Croizat, enfim, não entrou para a história como um herói da ciência. Mas foi de fato
uma figura fascinante, um mosaico tão ricamente humano de qualidades e defeitos, acertos e
erros. Sua obra intelectual foi grandiosa, não por ter acertado todas as respostas, mas pela
amplitude e ambição das questões a que se propôs, e pela visão e tenacidade em defender,
por décadas, ideias basicamente corretas em um ambiente hostil a elas. No final das contas ele
alcançou o maior êxito a que um intelectual pode aspirar: mesmo que não o percebamos, suas
ideias vivem entre nós, pois formam um dos pilares fundamentais da biogeografia moderna.

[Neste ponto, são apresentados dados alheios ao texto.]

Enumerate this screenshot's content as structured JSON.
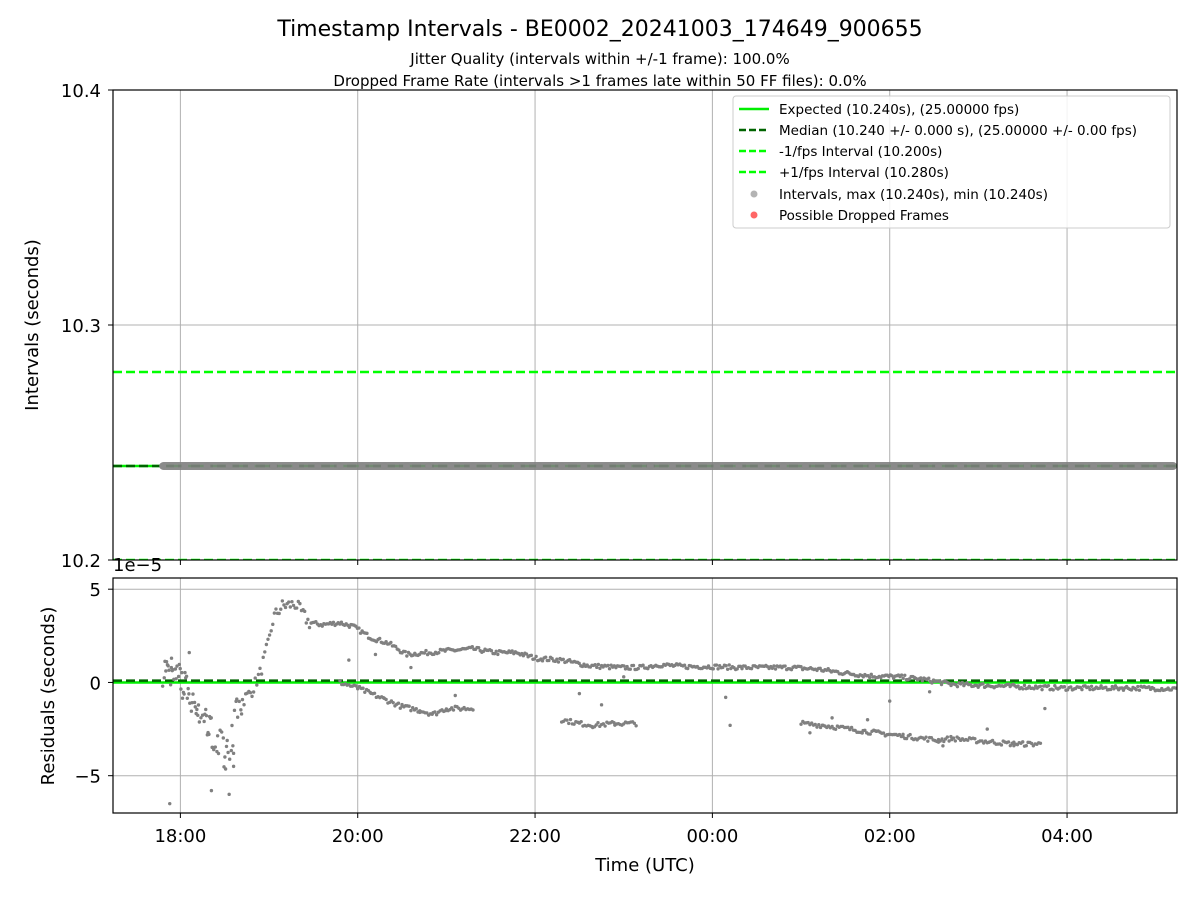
{
  "figure": {
    "title": "Timestamp Intervals - BE0002_20241003_174649_900655",
    "subtitle_1": "Jitter Quality (intervals within +/-1 frame): 100.0%",
    "subtitle_2": "Dropped Frame Rate (intervals >1 frames late within 50 FF files): 0.0%"
  },
  "colors": {
    "expected": "#00ee00",
    "median": "#006400",
    "bounds": "#00ff00",
    "points": "#808080",
    "dropped": "#ff5555",
    "grid": "#b0b0b0"
  },
  "chart_data": [
    {
      "type": "scatter",
      "panel": "top",
      "ylabel": "Intervals (seconds)",
      "ylim": [
        10.2,
        10.4
      ],
      "yticks": [
        "10.2",
        "10.3",
        "10.4"
      ],
      "xlim_hours": [
        17.24,
        29.24
      ],
      "grid": true,
      "legend_position": "upper-right",
      "reference_lines": [
        {
          "name": "Expected (10.240s), (25.00000 fps)",
          "y": 10.24,
          "style": "solid",
          "color_key": "expected"
        },
        {
          "name": "Median (10.240 +/- 0.000 s), (25.00000 +/- 0.00 fps)",
          "y": 10.24,
          "style": "dashed",
          "color_key": "median"
        },
        {
          "name": "-1/fps Interval (10.200s)",
          "y": 10.2,
          "style": "dashed",
          "color_key": "bounds"
        },
        {
          "name": "+1/fps Interval (10.280s)",
          "y": 10.28,
          "style": "dashed",
          "color_key": "bounds"
        }
      ],
      "series": [
        {
          "name": "Intervals, max (10.240s), min (10.240s)",
          "x_start_hours": 17.8,
          "x_end_hours": 29.24,
          "y": 10.24,
          "color_key": "points",
          "marker": "circle"
        },
        {
          "name": "Possible Dropped Frames",
          "points": [],
          "color_key": "dropped",
          "marker": "circle"
        }
      ]
    },
    {
      "type": "scatter",
      "panel": "bottom",
      "ylabel": "Residuals (seconds)",
      "xlabel": "Time (UTC)",
      "offset_label": "1e−5",
      "ylim": [
        -7.0,
        5.6
      ],
      "yticks": [
        "−5",
        "0",
        "5"
      ],
      "xlim_hours": [
        17.24,
        29.24
      ],
      "xticks": [
        {
          "hours": 18,
          "label": "18:00"
        },
        {
          "hours": 20,
          "label": "20:00"
        },
        {
          "hours": 22,
          "label": "22:00"
        },
        {
          "hours": 24,
          "label": "00:00"
        },
        {
          "hours": 26,
          "label": "02:00"
        },
        {
          "hours": 28,
          "label": "04:00"
        }
      ],
      "grid": true,
      "reference_lines": [
        {
          "y": 0.0,
          "style": "solid",
          "color_key": "expected"
        },
        {
          "y": 0.1,
          "style": "dashed",
          "color_key": "median"
        }
      ],
      "series": [
        {
          "name": "Residuals",
          "color_key": "points",
          "main_trend": [
            [
              17.8,
              0.7
            ],
            [
              17.9,
              0.3
            ],
            [
              18.0,
              0.0
            ],
            [
              18.1,
              -0.5
            ],
            [
              18.25,
              -2.0
            ],
            [
              18.4,
              -3.0
            ],
            [
              18.55,
              -3.8
            ],
            [
              18.65,
              -1.2
            ],
            [
              18.8,
              -0.5
            ],
            [
              18.9,
              0.5
            ],
            [
              19.0,
              2.2
            ],
            [
              19.05,
              3.5
            ],
            [
              19.15,
              4.1
            ],
            [
              19.3,
              4.2
            ],
            [
              19.45,
              3.2
            ],
            [
              19.6,
              3.1
            ],
            [
              19.8,
              3.2
            ],
            [
              19.95,
              3.0
            ],
            [
              20.15,
              2.4
            ],
            [
              20.35,
              2.1
            ],
            [
              20.55,
              1.5
            ],
            [
              20.8,
              1.6
            ],
            [
              21.0,
              1.7
            ],
            [
              21.3,
              1.8
            ],
            [
              21.55,
              1.6
            ],
            [
              21.8,
              1.6
            ],
            [
              22.0,
              1.3
            ],
            [
              22.3,
              1.2
            ],
            [
              22.6,
              0.9
            ],
            [
              22.95,
              0.8
            ],
            [
              23.2,
              0.8
            ],
            [
              23.4,
              0.95
            ],
            [
              23.7,
              0.85
            ],
            [
              24.0,
              0.85
            ],
            [
              24.3,
              0.8
            ],
            [
              24.6,
              0.8
            ],
            [
              24.9,
              0.8
            ],
            [
              25.2,
              0.7
            ],
            [
              25.5,
              0.5
            ],
            [
              25.8,
              0.35
            ],
            [
              26.1,
              0.3
            ],
            [
              26.4,
              0.15
            ],
            [
              26.7,
              -0.1
            ],
            [
              27.0,
              -0.15
            ],
            [
              27.3,
              -0.2
            ],
            [
              27.6,
              -0.25
            ],
            [
              27.9,
              -0.3
            ],
            [
              28.2,
              -0.3
            ],
            [
              28.5,
              -0.3
            ],
            [
              28.8,
              -0.3
            ],
            [
              29.24,
              -0.35
            ]
          ],
          "secondary_trend": [
            [
              19.8,
              0.0
            ],
            [
              20.0,
              -0.3
            ],
            [
              20.15,
              -0.6
            ],
            [
              20.3,
              -0.9
            ],
            [
              20.5,
              -1.3
            ],
            [
              20.7,
              -1.5
            ],
            [
              20.85,
              -1.7
            ],
            [
              21.0,
              -1.4
            ],
            [
              21.3,
              -1.4
            ],
            [
              22.3,
              -2.0
            ],
            [
              22.5,
              -2.2
            ],
            [
              22.65,
              -2.3
            ],
            [
              22.9,
              -2.2
            ],
            [
              23.15,
              -2.2
            ],
            [
              25.0,
              -2.2
            ],
            [
              25.25,
              -2.3
            ],
            [
              25.7,
              -2.6
            ],
            [
              25.85,
              -2.7
            ],
            [
              26.55,
              -3.1
            ],
            [
              26.7,
              -3.0
            ],
            [
              27.4,
              -3.3
            ],
            [
              27.7,
              -3.3
            ]
          ],
          "outliers": [
            [
              17.88,
              -6.5
            ],
            [
              18.35,
              -5.8
            ],
            [
              18.55,
              -6.0
            ],
            [
              17.9,
              1.3
            ],
            [
              18.1,
              1.6
            ],
            [
              18.6,
              -4.5
            ],
            [
              19.9,
              1.2
            ],
            [
              20.2,
              1.5
            ],
            [
              20.6,
              0.8
            ],
            [
              21.1,
              -0.7
            ],
            [
              22.5,
              -0.6
            ],
            [
              22.75,
              -1.2
            ],
            [
              23.0,
              0.3
            ],
            [
              24.15,
              -0.8
            ],
            [
              24.2,
              -2.3
            ],
            [
              25.1,
              -2.7
            ],
            [
              25.35,
              -1.9
            ],
            [
              25.75,
              -2.0
            ],
            [
              26.0,
              -1.0
            ],
            [
              26.15,
              -2.9
            ],
            [
              26.45,
              -0.5
            ],
            [
              26.6,
              -3.4
            ],
            [
              27.1,
              -2.5
            ],
            [
              27.75,
              -1.4
            ]
          ]
        }
      ]
    }
  ]
}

Mas há mais do que isso. A vida de Croizat foi, sob todos os aspectos, o oposto do
nosso estereótipo de uma carreira bem-sucedida de cientista, e no entanto esta vida
atribulada deixou uma contribuição enorme para a humanidade. Não estou dizendo com isso
que se deva recomendar a um jovem que queira fazer ciência que se forme em uma área
completamente diferente, não faça pós-graduação, só comece a fazer pesquisa aos quarenta e
quatro anos, publique do seu bolso e daí por diante. Mas Croizat ter dado a contribuição que
deu, nessas condições, é um fantástico exemplo do que podem a força de vontade e a garra. E
um lembrete de que a ciência não é feita por robôs,mas por seres humanos complexos, em
toda a sua rica e maravilhosa diversidade.